Marriages from the Meharry News – 1902

Marriages as announced in the 1902 Meharry News. See the Mehary Library Archives page for more information.

  • Dr. Cato H. Wilson & Mattie E. Warren married in Americus, Georgia
  • Minnie Lee Gibson to Dr. J. Lucian Carwins
  • Violet Black & Dr. E.W.D. Alexander married in Austin, Texas
  • Indianna Cobb and Mr. J.M. Robinson
  • Dr. A.M. Townsend & Willie Hadley
  • Dr. A.J. Davis & Nannie Pegram
  • Dr. A.J. Jordan & Ida Pegram
  • Dr. Charles R. Cooper & Eunice Lois Chesterfield
  • Dr. E.G. Overby & Docia Claggett
  • Wm. Sevier & Annie Spikes
  • Dr. J. Ballard Hughes & J. Olivia Ratcliff – Bowling Green, Kentucky
  • Gabriella E. Mays & S. Means Plair – Jacksonville, Florida
  • Dr. Jesse B. Covington & Jennie B. Murphy

One name in this list that I recognized was that of Dr. A.M. Townsend. His name has appeared in several articles I’ve transcribed from the Nashville Globe and shared on this blog. I also have one article up so far that mentions his wife, though her name was printed as Willa instead of Willie.

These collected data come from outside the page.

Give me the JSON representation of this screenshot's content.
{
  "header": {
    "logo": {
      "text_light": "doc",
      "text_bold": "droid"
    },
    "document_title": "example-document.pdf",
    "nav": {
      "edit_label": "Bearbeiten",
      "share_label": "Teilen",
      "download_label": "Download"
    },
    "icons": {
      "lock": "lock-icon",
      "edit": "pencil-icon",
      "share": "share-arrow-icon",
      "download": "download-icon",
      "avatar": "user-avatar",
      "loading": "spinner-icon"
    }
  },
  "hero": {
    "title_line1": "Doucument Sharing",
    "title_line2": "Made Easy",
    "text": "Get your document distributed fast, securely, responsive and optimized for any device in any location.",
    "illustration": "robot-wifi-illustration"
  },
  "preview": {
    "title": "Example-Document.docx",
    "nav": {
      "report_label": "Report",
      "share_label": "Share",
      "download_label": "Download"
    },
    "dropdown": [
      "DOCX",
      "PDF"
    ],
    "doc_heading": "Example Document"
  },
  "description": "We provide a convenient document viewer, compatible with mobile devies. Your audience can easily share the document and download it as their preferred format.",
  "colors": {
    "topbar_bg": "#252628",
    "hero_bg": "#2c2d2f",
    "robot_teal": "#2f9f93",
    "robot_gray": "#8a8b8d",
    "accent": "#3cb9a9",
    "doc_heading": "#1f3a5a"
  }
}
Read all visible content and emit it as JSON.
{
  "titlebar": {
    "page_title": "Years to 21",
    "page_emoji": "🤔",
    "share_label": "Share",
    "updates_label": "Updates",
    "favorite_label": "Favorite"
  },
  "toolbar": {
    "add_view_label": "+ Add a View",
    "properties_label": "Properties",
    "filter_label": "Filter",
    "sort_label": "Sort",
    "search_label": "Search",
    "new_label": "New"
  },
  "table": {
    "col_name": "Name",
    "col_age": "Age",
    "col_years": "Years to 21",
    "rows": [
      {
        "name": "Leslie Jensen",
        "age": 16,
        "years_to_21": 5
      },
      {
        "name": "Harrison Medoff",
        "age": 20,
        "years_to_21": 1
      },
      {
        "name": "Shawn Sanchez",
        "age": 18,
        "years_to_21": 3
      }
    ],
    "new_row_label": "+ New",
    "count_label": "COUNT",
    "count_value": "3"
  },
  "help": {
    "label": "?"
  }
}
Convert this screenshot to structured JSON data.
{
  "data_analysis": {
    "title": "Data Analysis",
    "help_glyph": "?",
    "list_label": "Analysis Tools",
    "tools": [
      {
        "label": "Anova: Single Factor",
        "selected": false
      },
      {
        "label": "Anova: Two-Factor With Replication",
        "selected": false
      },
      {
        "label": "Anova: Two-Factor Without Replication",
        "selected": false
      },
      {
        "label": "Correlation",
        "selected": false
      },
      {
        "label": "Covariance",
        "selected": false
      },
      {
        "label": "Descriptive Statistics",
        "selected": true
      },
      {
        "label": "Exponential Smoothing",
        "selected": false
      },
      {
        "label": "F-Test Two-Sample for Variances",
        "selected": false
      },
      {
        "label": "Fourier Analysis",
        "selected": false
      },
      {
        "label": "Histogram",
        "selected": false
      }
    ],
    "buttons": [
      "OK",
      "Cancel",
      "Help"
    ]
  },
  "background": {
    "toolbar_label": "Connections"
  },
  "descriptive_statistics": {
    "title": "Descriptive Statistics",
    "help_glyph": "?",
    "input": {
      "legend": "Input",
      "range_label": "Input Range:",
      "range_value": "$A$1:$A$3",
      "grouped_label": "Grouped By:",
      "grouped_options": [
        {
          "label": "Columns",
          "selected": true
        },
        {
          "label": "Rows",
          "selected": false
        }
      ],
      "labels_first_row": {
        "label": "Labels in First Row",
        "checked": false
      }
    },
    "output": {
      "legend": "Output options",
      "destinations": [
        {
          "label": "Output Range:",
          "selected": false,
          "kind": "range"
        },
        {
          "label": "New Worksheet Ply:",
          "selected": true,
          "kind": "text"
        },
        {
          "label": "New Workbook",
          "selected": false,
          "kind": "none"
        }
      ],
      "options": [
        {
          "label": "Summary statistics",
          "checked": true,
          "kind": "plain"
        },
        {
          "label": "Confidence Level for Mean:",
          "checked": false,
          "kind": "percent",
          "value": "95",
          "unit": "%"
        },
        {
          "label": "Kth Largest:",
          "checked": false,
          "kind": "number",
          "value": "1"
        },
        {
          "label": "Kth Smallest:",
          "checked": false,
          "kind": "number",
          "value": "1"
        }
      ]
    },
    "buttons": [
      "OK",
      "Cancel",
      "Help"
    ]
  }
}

The Nashville Public Library has an index of marriages in Nashville between 1864-1905 and Townsend & Hadley do not appear there, despite the fact that got married here in Nashville at the Spruce Street Church. It goes to show you have to rely on multiple sources!

Mrs. Wilson Entertains

Nashville Globe – 22 Feb 1907

Mrs. Katie Wilson entertained Sunday evening at a six o’clock ten in honor of the Endowment Bureau that convened in Nashville Saturday, February 16, 1907.  Those present were Mr. and Mrs. White, Mrs. M.A. Turner, of Pulaski; Dr. R.F. Boyd, Mrs. Sallie Ferguson, Mrs. Ellen Franklin, Mrs. Willa Townsend, Mrs. Eliza Irvin, Mrs. Hattie Irvin, Mrs. Nettie Puckett, Mrs. Ida Abston,  Mrs. Easter Robertson, Sir Knight Reynolds,  Mrs. Sarah Harding, Mrs. Mattie Bowling, Mrs. Lena Anderson.

The menu consisted of roast turkey, scalloped oysters, corn, green peas, celery, tomatoes, stuffed eggs, pickles, croquette on parsley, fruit salad served with whipped cream, cheese sandwiches, brick cream and cake.